Началом знакомства с ним была боль. Боль, боль, боль. Играя довольно часто до этого на гитаре, Севка думал, что его пальцы уже достаточно огрубели, привыкнув плотно прижимать струны к грифу для извлечения точного и ясного звука. Но струны гитары и струны контрабаса были не одинаковы, как не была одинаковой и техника их прижатия. Например, чтобы извлечь особый обертон на контрабасе, надо было прижать струну боковой частью большого пальца, а там при игре на гитаре мозоль, как правило, не образуется (она твердеет по центру пальцевой подушечки, а не по краям). С непривычки в первые дни занятий у Севки пальцы нещадно болели и зудели, синели, чернели, ныли, так что невозможно было представить, как на следующий день он опять станет ими нажимать на струны. Иногда по неосторожности и неопытности он разбивал пальцы в кровь. Серафима удивлялась, пугалась, чертыхалась, уговаривала:

– Бросай ты, Сева, эту затею, вон как распухли руки, смотреть страшно! Что за преподаватели там у вас? Мучители какие-то!

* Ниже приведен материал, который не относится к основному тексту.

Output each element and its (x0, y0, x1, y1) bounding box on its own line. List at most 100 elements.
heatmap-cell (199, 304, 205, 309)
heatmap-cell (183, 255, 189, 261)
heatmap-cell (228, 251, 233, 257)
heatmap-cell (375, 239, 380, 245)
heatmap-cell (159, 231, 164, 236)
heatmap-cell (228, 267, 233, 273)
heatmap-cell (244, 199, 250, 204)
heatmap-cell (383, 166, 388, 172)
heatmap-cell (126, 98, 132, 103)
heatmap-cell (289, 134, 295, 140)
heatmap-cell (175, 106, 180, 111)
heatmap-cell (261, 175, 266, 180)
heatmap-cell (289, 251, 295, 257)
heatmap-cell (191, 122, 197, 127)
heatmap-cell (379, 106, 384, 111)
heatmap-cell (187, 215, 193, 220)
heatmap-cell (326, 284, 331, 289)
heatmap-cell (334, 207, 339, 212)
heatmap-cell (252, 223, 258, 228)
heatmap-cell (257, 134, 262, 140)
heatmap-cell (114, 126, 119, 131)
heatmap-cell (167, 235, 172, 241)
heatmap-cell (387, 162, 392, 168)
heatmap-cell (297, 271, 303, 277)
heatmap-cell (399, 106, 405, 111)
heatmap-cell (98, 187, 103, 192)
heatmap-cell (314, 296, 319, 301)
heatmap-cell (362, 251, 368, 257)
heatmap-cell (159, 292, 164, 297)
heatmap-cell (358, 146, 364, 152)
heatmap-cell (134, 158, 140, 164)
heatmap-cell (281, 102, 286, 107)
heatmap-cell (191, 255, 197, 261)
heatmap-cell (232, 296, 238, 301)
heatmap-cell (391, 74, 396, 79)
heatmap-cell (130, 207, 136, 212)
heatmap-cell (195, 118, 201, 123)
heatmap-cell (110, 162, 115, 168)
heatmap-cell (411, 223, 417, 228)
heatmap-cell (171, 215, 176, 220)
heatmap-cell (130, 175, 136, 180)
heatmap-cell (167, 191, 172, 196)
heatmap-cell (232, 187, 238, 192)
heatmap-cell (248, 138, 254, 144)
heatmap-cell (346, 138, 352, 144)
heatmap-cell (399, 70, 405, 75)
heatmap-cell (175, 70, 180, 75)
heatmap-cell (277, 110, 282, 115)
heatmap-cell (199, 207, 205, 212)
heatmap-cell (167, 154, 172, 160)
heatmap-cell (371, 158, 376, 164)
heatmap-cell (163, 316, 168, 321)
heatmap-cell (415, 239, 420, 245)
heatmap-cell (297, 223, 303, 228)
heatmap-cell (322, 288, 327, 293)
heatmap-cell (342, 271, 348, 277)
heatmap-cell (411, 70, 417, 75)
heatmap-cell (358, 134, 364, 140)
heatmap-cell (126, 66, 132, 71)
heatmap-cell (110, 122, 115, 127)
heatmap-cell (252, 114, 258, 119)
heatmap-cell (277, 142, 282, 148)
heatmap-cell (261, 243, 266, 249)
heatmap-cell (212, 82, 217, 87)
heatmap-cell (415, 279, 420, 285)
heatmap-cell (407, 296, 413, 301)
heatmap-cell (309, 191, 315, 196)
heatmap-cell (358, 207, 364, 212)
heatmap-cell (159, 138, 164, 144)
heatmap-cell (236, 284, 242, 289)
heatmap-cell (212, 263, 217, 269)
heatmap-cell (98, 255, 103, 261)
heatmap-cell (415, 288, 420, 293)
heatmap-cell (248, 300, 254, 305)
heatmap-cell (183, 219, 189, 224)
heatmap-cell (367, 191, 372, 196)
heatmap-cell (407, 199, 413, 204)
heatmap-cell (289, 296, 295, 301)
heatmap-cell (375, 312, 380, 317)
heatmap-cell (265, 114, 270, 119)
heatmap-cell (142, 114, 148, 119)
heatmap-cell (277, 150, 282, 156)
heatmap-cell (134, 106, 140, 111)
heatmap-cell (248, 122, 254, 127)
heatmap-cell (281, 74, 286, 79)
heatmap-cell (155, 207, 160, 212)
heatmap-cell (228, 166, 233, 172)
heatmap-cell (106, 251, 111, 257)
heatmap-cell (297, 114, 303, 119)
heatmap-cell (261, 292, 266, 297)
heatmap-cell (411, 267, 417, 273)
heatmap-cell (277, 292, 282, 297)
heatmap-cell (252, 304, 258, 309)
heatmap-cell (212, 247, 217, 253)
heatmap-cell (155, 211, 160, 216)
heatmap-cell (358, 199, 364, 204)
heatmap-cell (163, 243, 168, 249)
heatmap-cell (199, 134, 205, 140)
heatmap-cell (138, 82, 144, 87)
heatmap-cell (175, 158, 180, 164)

Но он молчал, кусал губы, терпеливо листал нотные тетради, водил посиневшими пальцами по кривым строчкам, с трудом разбирал свои собственные каракули, беззвучно шевелил губами, повторяя новые музыкальные термины: «квартовый строй», «тесситура», «каденция», «флажолет». Это позже он будет сыпать ими легко и привычно, как любой настоящий музыкант, а сначала все казалось сложным, чужим, витиеватым, словно он забрел в лес, который видел раньше только издали, в синей дымке, а тут пробрался из любопытства в самую его гущу, а там – глядь, деревья не зеленые, а синие, трава – желтая или красная, и листья у деревьев незнакомой формы, и птицы сидят на ветках заморские, невиданные, косятся узкими глазами на незваного пришельца и резко вскрикивают от испуга чужими голосами, вроде павлинов Матвейчука. И все в этом лесу так – загадочно, многомерно, и за каждым кустом ждет тебя новая тайна…

Музыка на самом деле оказалась не просто линейной разбивкой мелодий на какие-то там до-ре-ми, а объемным, многогранным калейдоскопом, с вечно передвигающимися разноцветными стеклышками, которые складывались сами собой из тона, тембра и звука в вечно меняющиеся картинки, и сложно было выучить их узор или предугадать, в какую новую комбинацию каждая из этих картинок превратится дальше. Музыка состояла не только из звуков и нот, но и из истории, биографий композиторов и музыкантов, искусства мастерить музыкальные инструменты из дерева, покрытого особым лаком, пластмассы и других композитных материалов, из точной геометрии пропорций между изгибами их, инструментов, туловища и структурой струн и смычков, легкостью или тяжестью грифов.

Еще она состояла из сиюминутных настроений, снов, страхов и комплексов, мимолетных видений, затяжных депрессий и личных драм особых живых существ, научившихся каким-то чудом извлекать из инструментов именно то, что они слышали снаружи, а главное – внутри себя. Это обстоятельство особенно тревожило Севку: сможет ли он уподобиться им и тоже почувствовать гармонию сложного мира музыки, существующего параллельно миру обычных людей, или он так и останется тем любителем, про которого даже далекие от музыки слушатели скажут: «Ах, как же немилосердно он „пилит“ контрабас»?

Для того чтобы этого не случилось, нужно было не только без устали практиковаться, то есть осваивать азы искусства тем местом, о котором прозорливо и грубовато предупредила его Эмилия Борисовна. Особенно в классической позе, при игре смычком. Еще надо было играть, часами стоя на ногах, а они затекали от долгого стояния, и растягивать руки вдоль грифа, полуобнимая массивное тело инструмента, словно созданного для того, чтобы мучить исполнителя, и руки тягуче ныли от перенапряжения, а когда он наконец заканчивал урок и опускал их, часто противно и долго непроизвольно дрожали. Но главное – нужно было буквально переродиться, выключить ухо обывателя, лениво слушающего этюды и сюиты со стороны, и больше не использовать для оценки прослушанного материала весьма упрощенные полюсные формулы – понравилось или нет, красиво или не очень, чисто или фальшиво.